Викер с недоумением посмотрел на Тамарис - кто посмел так подшутить над настоятельницей? И поразился бледности рыжей. Будто вся кровь отлила от её лица, оставив кожу белой-белой. Ореховые глаза на таком лице казались яркими, как осенние листья под последним лучом тёплого солнца.
Тамарис медленно поднялась.
- Мэтресса Лидия передала мне - ‘знаки говорят’, - прошептала она, и старуха, опираясь на палку, поднялась тоже. - Значит, это об Асси!.. Она - земное воплощение Сашаиссы!
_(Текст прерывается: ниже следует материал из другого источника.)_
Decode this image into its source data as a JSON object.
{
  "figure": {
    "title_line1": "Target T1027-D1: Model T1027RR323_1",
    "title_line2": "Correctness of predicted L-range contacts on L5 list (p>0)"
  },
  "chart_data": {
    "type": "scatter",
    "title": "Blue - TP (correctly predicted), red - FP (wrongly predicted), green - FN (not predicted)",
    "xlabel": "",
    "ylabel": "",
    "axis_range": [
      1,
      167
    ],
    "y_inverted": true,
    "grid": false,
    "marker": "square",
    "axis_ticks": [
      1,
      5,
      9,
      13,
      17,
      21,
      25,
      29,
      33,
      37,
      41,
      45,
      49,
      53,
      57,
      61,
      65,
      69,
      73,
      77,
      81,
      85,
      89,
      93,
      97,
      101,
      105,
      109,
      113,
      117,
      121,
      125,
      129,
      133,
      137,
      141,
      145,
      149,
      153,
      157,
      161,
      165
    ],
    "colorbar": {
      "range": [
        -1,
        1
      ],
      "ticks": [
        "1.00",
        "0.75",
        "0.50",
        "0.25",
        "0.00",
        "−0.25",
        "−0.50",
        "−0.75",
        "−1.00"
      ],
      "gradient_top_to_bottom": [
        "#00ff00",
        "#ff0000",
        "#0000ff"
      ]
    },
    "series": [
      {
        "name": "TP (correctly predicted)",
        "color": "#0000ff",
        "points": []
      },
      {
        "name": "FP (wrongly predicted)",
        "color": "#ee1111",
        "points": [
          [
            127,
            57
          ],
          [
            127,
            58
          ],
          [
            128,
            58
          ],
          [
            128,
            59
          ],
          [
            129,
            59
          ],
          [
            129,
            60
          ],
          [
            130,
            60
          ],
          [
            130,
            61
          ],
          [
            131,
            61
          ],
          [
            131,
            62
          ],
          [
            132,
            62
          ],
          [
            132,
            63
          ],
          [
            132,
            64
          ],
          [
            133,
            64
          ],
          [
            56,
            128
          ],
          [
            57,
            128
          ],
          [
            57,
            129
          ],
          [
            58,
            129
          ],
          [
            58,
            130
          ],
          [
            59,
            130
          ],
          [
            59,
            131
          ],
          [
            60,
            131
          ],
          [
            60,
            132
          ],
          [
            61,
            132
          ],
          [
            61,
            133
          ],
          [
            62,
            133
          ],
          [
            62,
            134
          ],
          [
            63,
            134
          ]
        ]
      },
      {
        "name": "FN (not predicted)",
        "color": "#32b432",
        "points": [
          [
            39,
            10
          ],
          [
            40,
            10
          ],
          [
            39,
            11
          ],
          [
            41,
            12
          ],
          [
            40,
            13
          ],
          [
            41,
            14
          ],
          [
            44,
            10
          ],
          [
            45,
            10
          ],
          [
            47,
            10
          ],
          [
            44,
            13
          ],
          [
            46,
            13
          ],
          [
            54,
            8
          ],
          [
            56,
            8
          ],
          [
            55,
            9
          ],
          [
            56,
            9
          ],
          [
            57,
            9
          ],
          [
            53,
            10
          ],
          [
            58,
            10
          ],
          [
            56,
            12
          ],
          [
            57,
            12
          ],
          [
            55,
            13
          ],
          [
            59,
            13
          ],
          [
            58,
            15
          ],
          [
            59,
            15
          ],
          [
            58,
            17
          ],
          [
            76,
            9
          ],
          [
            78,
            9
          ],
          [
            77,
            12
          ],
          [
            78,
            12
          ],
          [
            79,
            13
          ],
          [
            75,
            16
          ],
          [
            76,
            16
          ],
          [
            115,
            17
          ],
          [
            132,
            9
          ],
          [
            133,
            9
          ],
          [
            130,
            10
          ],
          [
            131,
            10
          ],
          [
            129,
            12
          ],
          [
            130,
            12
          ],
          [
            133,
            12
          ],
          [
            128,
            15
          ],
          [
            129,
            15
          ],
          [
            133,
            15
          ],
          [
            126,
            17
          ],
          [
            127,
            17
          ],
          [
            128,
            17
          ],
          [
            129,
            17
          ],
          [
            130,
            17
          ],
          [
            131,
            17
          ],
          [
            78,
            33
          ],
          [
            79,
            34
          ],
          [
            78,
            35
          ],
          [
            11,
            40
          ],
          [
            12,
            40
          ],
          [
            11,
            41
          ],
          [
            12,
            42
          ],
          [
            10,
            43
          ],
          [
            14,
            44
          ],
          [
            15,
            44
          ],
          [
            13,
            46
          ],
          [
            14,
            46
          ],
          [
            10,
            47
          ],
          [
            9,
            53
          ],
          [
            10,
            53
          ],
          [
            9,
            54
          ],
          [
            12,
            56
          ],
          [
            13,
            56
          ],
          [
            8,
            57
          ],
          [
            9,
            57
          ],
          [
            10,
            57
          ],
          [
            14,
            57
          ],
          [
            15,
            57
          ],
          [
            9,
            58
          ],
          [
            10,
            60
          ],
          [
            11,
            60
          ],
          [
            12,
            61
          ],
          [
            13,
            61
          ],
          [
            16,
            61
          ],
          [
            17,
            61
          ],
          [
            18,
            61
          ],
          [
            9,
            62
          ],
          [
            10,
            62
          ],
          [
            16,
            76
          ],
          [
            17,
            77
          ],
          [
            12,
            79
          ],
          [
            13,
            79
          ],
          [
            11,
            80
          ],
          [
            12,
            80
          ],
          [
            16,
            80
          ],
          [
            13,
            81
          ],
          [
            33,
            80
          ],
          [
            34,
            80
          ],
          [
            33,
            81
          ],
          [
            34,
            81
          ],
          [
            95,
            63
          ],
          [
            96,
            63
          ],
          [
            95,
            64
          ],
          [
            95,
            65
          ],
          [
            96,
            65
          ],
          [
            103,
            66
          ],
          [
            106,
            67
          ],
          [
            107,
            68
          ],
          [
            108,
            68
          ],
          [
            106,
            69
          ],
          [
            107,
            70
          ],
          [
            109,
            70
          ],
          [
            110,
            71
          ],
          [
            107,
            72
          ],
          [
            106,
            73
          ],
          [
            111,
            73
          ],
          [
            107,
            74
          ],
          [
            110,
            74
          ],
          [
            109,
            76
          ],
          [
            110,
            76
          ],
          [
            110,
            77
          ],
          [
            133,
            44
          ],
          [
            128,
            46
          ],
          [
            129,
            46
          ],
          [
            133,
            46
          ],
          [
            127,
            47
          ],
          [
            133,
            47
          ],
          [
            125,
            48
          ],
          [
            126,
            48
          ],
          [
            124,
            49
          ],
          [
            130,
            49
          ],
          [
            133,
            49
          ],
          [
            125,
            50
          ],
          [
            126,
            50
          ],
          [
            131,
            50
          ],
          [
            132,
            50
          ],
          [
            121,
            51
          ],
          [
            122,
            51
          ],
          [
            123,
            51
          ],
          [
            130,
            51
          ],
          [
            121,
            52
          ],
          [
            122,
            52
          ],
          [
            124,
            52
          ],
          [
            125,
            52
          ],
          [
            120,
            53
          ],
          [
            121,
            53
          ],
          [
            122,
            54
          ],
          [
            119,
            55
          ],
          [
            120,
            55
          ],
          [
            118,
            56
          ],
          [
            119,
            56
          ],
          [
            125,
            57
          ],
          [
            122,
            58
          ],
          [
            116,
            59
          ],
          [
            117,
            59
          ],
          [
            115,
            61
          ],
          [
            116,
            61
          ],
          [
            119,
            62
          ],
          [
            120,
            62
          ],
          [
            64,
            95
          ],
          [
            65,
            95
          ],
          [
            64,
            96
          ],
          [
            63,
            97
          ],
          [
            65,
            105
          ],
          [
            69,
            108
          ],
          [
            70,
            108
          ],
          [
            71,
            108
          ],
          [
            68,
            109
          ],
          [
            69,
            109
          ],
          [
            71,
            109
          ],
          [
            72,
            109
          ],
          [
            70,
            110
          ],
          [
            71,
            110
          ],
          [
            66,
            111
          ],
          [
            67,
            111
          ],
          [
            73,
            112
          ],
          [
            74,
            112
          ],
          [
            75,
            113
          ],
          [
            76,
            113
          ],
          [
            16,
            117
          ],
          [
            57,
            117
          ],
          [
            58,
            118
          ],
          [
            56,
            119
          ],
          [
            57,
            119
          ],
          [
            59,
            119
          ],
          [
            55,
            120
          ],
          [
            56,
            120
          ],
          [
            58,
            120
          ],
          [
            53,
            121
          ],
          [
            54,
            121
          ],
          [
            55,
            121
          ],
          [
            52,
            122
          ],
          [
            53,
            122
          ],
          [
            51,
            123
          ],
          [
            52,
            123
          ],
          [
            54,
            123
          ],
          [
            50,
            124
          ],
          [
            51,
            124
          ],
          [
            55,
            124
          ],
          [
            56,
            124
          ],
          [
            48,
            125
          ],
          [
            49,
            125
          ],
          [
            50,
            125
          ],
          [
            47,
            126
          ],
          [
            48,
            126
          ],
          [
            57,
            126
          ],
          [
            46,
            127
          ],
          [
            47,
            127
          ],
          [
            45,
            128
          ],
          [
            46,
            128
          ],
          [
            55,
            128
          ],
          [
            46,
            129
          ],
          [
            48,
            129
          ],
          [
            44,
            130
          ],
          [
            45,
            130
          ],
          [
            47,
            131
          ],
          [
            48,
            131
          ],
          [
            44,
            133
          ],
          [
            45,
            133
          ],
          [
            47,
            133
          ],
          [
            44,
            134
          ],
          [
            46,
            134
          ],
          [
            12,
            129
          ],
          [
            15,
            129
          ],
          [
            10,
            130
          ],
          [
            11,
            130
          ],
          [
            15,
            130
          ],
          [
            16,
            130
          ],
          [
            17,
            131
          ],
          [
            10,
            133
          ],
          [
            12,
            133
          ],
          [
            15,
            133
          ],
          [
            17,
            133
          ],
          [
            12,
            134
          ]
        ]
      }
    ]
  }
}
- Что? - челюсть ар Нирна совершенно неблагородно упала на пол. - Это невозможно, Тами, что ты такое говоришь?
На миг поднялось в душе негодование на отступницу, посмевшую вслух произнести подобные еретические мысли. Всем известно: Бог оттого и велик, что человеку никогда до него не дотянутся. И да будет так, ибо что начнётся, если каждый сможет прикоснуться к нему, говорить с ним, разделять трапезу?
- Ты видел знаки, Викер, - тихо, но твёрдо сказала она. - Знаки, указывающие на запад, то есть на Таграэрн, куда ты отвез Асси! Теперь мне всё ясно… Непонятно только, зачем Клавдия записала её в мою метрику?
Старуха молча покачала головой. Похоже, ответа на вопрос не знала.
А Викер позволил себе маленький грех - пока ни о чём более не задумываясь, поверить в то, что рассказанное Клариссой - правда, и богиня-дитя действительно появилась однажды в Материнском алтаре Фаэрверна. Вот так просто поверить. Как шагнуть с закрытыми глазами в пропасть.
- Я догадываюсь, почему, Тами, - вздохнул он. - Хочешь послушать?
Она обречённо села обратно.
Ар Нирн смотрел на тонкий женский профиль и горел желанием коснуться пальцами её скулы, виска, подбородка, губ… Такая хрупкая и такая цельная, как драгоценный кристалл! Кристалл, осиявший своим блеском его серую никчёмную жизнь. Говорят, что любовь украшает мир, так это неправда! Любовь просто возвращает в него жизнь!
Жизнь Тамарис за последние несколько дней совершала такие кульбиты и выпады, какие не снились и сармато! Так почему бы ей не выслушать, что скажет человек, совсем недавно готовый убить её, а нынче так неожиданно переставший представлять себе дни и ночи без неё?
Викер внутренне улыбнулся, удивляясь сам себе, и произнёс:
- Не знаю, на что надеялась твоя мэтресса, предпринимая такой отчаянный шаг: на силу Великой Матери, на торжество справедливости или на каких-то людей, близких ко двору, имён которых мы не узнаем, но она хотела возвести на трон воплощение Богини!